2. What will we examine as evidence of students’ knowledge and/or skill?

Product(s): A five page booklet containing a summary biography, pictures, quotes demonstrating the ability to search the Internet, summarize information, copy from the Internet and word process.

Performance(s): A presentation before the class could be done either orally or using
a slide show.


DIRECTIONS


3. What exactly will the students and teacher do during the lesson?

Directions to students for proceeding with the lesson:

  1. You will be doing a web research project on a mathematician.

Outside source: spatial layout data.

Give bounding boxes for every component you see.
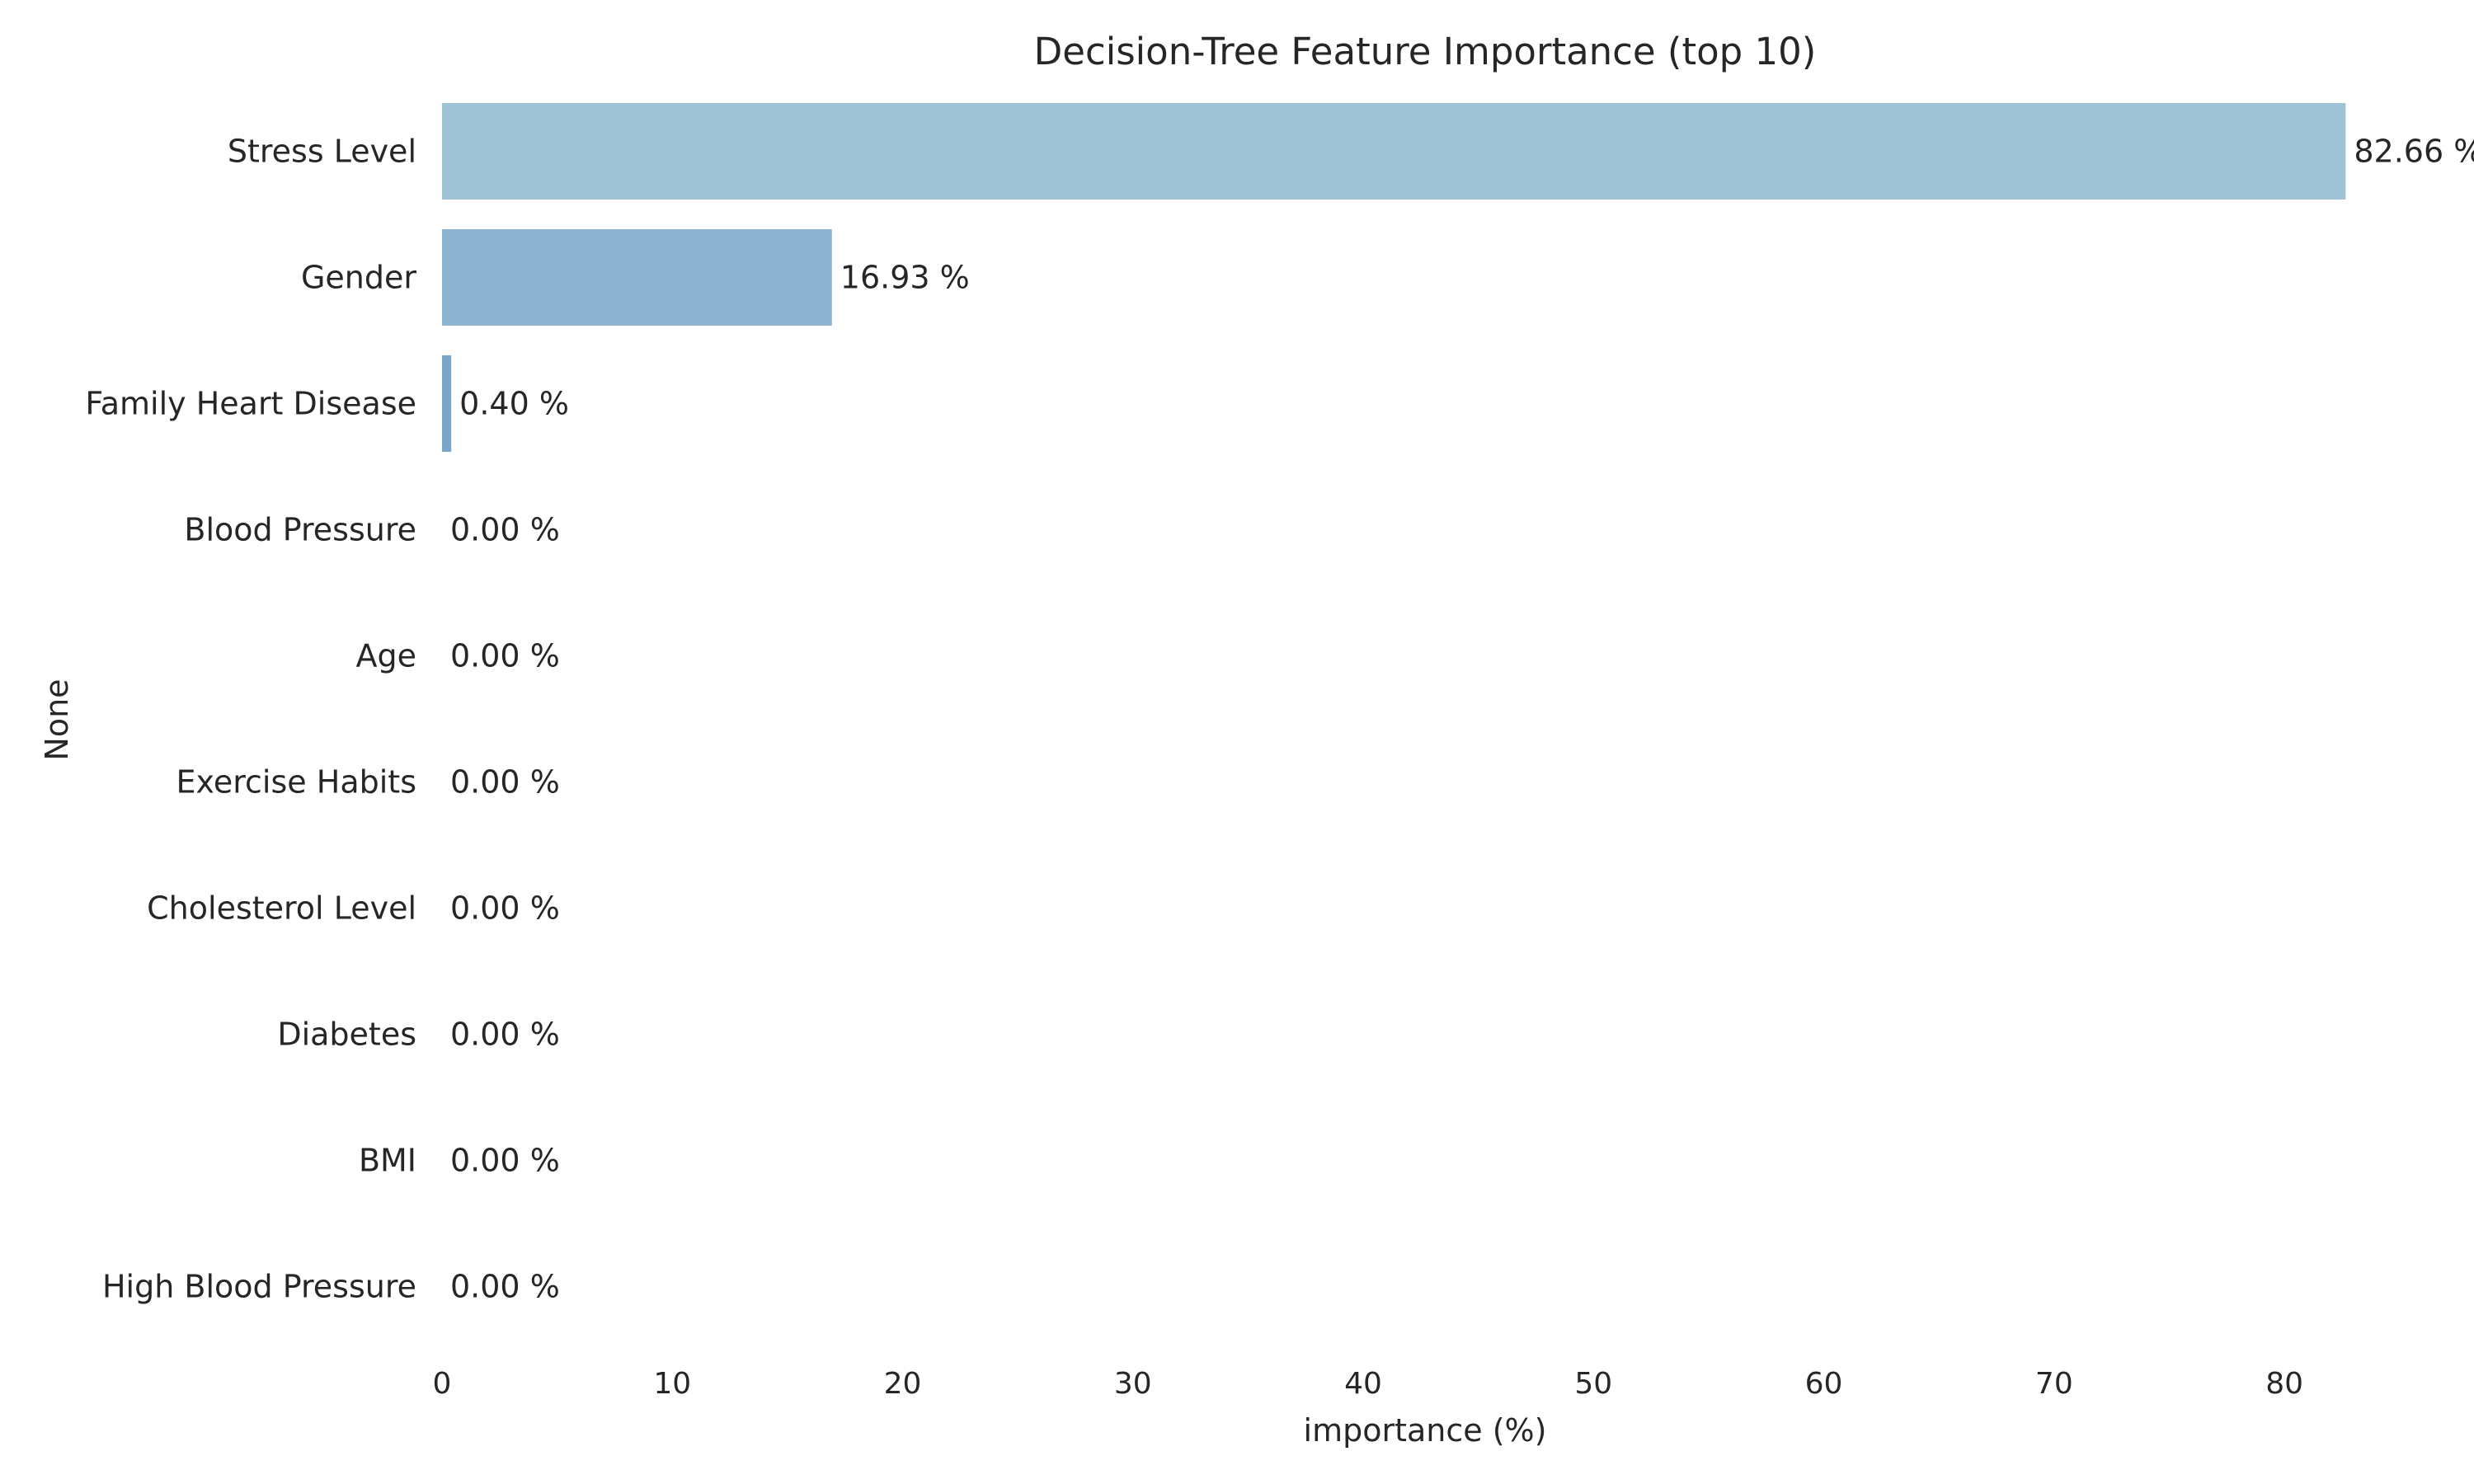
- category-label-gender: Gender: [301, 260, 416, 296]
- x-tick-70: 70: [2035, 1367, 2073, 1401]
- category-label-high-blood-pressure: High Blood Pressure: [102, 1269, 416, 1305]
- category-labels: Stress Level Gender Family Heart Disease Bl…: [85, 134, 416, 1305]
- x-tick-20: 20: [884, 1367, 922, 1401]
- category-label-age: Age: [356, 638, 417, 674]
- x-tick-labels: 0 10 20 30 40 50 60 70 80: [433, 1367, 2303, 1401]
- category-label-diabetes: Diabetes: [277, 1017, 416, 1053]
- x-tick-60: 60: [1805, 1367, 1843, 1401]
- x-tick-50: 50: [1574, 1367, 1612, 1401]
- x-tick-30: 30: [1114, 1367, 1152, 1401]
- data-label-family-heart-disease: 0.40 %: [459, 386, 569, 422]
- category-label-exercise-habits: Exercise Habits: [176, 764, 416, 801]
- data-label-stress-level: 82.66 %: [2354, 134, 2474, 170]
- data-label-cholesterol-level: 0.00 %: [450, 890, 560, 927]
- data-label-blood-pressure: 0.00 %: [450, 512, 560, 548]
- chart-title: Decision-Tree Feature Importance (top 10…: [1034, 30, 1817, 73]
- y-axis-label: None: [39, 679, 75, 760]
- data-label-gender: 16.93 %: [840, 260, 970, 296]
- data-label-age: 0.00 %: [450, 638, 560, 674]
- data-label-exercise-habits: 0.00 %: [450, 764, 560, 801]
- category-label-family-heart-disease: Family Heart Disease: [85, 386, 416, 422]
- data-label-high-blood-pressure: 0.00 %: [450, 1269, 560, 1305]
- category-label-cholesterol-level: Cholesterol Level: [147, 890, 416, 927]
- x-tick-10: 10: [653, 1367, 691, 1401]
- bar-family-heart-disease: [442, 355, 452, 452]
- data-labels: 82.66 % 16.93 % 0.40 % 0.00 % 0.00 % 0.00 % 0.…: [450, 134, 2474, 1305]
- category-label-bmi: BMI: [359, 1143, 416, 1179]
- bar-stress-level: [442, 103, 2346, 200]
- data-label-diabetes: 0.00 %: [450, 1017, 560, 1053]
- category-label-blood-pressure: Blood Pressure: [184, 512, 416, 548]
- x-tick-80: 80: [2265, 1367, 2303, 1401]
- x-tick-0: 0: [433, 1367, 452, 1401]
- bars-group: [442, 103, 2346, 452]
- category-label-stress-level: Stress Level: [228, 134, 416, 170]
- bar-gender: [442, 229, 832, 326]
- x-tick-40: 40: [1344, 1367, 1382, 1401]
- x-axis-label: importance (%): [1304, 1412, 1547, 1449]
- data-label-bmi: 0.00 %: [450, 1143, 560, 1179]
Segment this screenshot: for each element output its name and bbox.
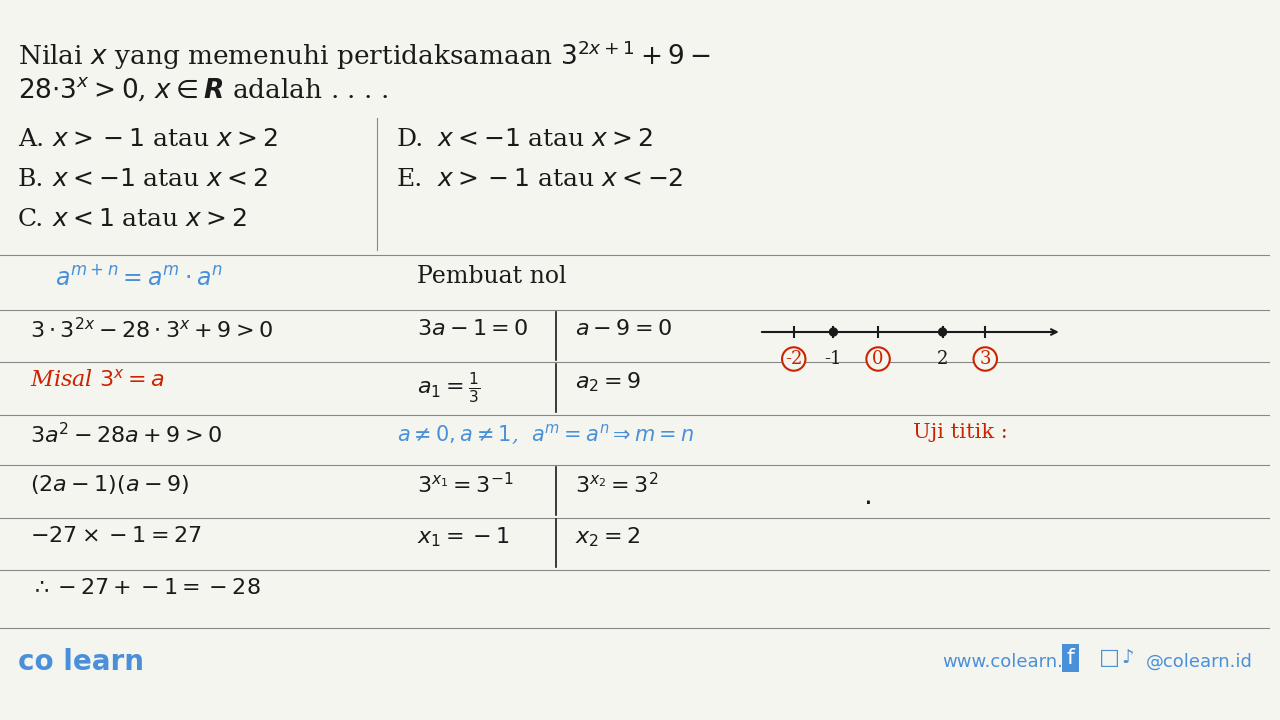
Text: $-27 \times -1 = 27$: $-27 \times -1 = 27$ <box>29 525 201 547</box>
Text: $x > -1$ atau $x > 2$: $x > -1$ atau $x > 2$ <box>51 128 278 151</box>
Text: $x < 1$ atau $x > 2$: $x < 1$ atau $x > 2$ <box>51 208 247 231</box>
Text: ♪: ♪ <box>1121 648 1134 667</box>
Circle shape <box>829 328 837 336</box>
Text: -1: -1 <box>824 350 842 368</box>
Text: $x > -1$ atau $x < -2$: $x > -1$ atau $x < -2$ <box>436 168 684 191</box>
Text: 2: 2 <box>937 350 948 368</box>
Text: E.: E. <box>397 168 424 191</box>
Text: $(2a - 1)(a - 9)$: $(2a - 1)(a - 9)$ <box>29 473 189 496</box>
Text: B.: B. <box>18 168 45 191</box>
Text: @colearn.id: @colearn.id <box>1146 653 1253 671</box>
Text: $x_1 = -1$: $x_1 = -1$ <box>417 525 509 549</box>
Text: Uji titik :: Uji titik : <box>913 423 1007 442</box>
Text: Pembuat nol: Pembuat nol <box>417 265 566 288</box>
Text: $x_2 = 2$: $x_2 = 2$ <box>576 525 641 549</box>
Text: A.: A. <box>18 128 44 151</box>
Text: $3a^2 - 28a + 9 > 0$: $3a^2 - 28a + 9 > 0$ <box>29 423 221 448</box>
Circle shape <box>938 328 946 336</box>
Text: □: □ <box>1100 648 1120 668</box>
Text: $a_2 = 9$: $a_2 = 9$ <box>576 370 641 394</box>
Text: Nilai $x$ yang memenuhi pertidaksamaan $3^{2x+1} + 9 -$: Nilai $x$ yang memenuhi pertidaksamaan $… <box>18 38 710 71</box>
Text: 0: 0 <box>873 350 883 368</box>
Text: -2: -2 <box>785 350 803 368</box>
Text: $a_1 = \frac{1}{3}$: $a_1 = \frac{1}{3}$ <box>417 370 480 405</box>
Text: $x < -1$ atau $x < 2$: $x < -1$ atau $x < 2$ <box>51 168 268 191</box>
Text: C.: C. <box>18 208 44 231</box>
Text: $3a - 1 = 0$: $3a - 1 = 0$ <box>417 318 529 340</box>
Text: $a \neq 0, a \neq 1$,  $a^m = a^n \Rightarrow m = n$: $a \neq 0, a \neq 1$, $a^m = a^n \Righta… <box>397 423 694 447</box>
Text: $3 \cdot 3^{2x} - 28 \cdot 3^x + 9 > 0$: $3 \cdot 3^{2x} - 28 \cdot 3^x + 9 > 0$ <box>29 318 273 343</box>
Text: D.: D. <box>397 128 424 151</box>
Text: $a - 9 = 0$: $a - 9 = 0$ <box>576 318 672 340</box>
Text: Misal $3^x = a$: Misal $3^x = a$ <box>29 370 165 392</box>
Text: $\cdot$: $\cdot$ <box>863 490 872 517</box>
Text: $x < -1$ atau $x > 2$: $x < -1$ atau $x > 2$ <box>436 128 653 151</box>
Text: $3^{x_1} = 3^{-1}$: $3^{x_1} = 3^{-1}$ <box>417 473 513 498</box>
Text: f: f <box>1066 648 1074 668</box>
Text: $3^{x_2} = 3^2$: $3^{x_2} = 3^2$ <box>576 473 659 498</box>
Text: 3: 3 <box>979 350 991 368</box>
Text: $28{\cdot}3^x > 0$, $x \in \boldsymbol{R}$ adalah . . . .: $28{\cdot}3^x > 0$, $x \in \boldsymbol{R… <box>18 75 388 103</box>
Text: co learn: co learn <box>18 648 143 676</box>
Text: $\therefore -27 + -1 = -28$: $\therefore -27 + -1 = -28$ <box>29 577 260 599</box>
Text: $a^{m+n} = a^m \cdot a^n$: $a^{m+n} = a^m \cdot a^n$ <box>55 265 223 290</box>
Text: www.colearn.id: www.colearn.id <box>942 653 1080 671</box>
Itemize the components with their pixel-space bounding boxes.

You will need to find, summarize, and write a booklet about the person you are researching. We will be in the computer lab for three days.
  2. The first day, you will focus on research. Find all of the information you need to answer all of the questions on the handout. Open a word processing document and copy any pictures or quotes you may use. INCLUDE THE WEB ADDRESS OF EACH WEB SITE AS YOU COPY THE INFORMATION. Print out research you know you will use and highlight it for later summarizing.
  3. Once you can answer all the questions, start your booklet. It will be five pages long. Use your handout to decide what goes on each page. There will be a picture or graphic for each page.
  4. If you are summarizing, make sure you write the information in your own words so you are not plagiarizing. ASK IF YOU ARE NOT SURE.


Directions to teacher/administrator using the lesson?

  1. Before beginning this project, review the differences between quoting, summarizing, and plagiarism. Show students how to cite a web address for their references. Demonstrate how to copy pictures, text and images from the Web to a word processing document.
  2. Decide whether to assign mathematicians or allow students to choose their own. Assigning has its advantages.
  3. Assign due date and presentation date(s).
  4. Supervise web research to keep students from getting stuck or overwhelmed. Students will need to print out their research and highlight or otherwise read it before composing.
  5. In seating for the computers, try to spread out the “computer whiz kids” -- they are very helpful!



APPROPRIATE ACCOMMODATIONS/MODIFICATIONS


4. What options in presentation(s) and/or response(s) are suggested in order to provide the opportunity for all students to demonstrate achievement of the benchmark(s) and indicator(s)?
Students can be overwhelmed by the huge quantities of data available on some mathematicians (like Pythagoras). Likewise, some mathematicians have scant information, and students may find they cannot flesh out all requested information. To facilitate these students, choose a mathematician with a moderate amount of information available on the suggested web site and do not encourage them to search other web sites.
For the gifted student, assign a mathematician requiring extensive research or request that the description the mathematician’s discoveries be in his or her own words, not quoted.
This project is an opportunity to provide role models to minority students and possibly engage disinterested learners. If mathematicians are assigned to students, try to match for nationality and gender.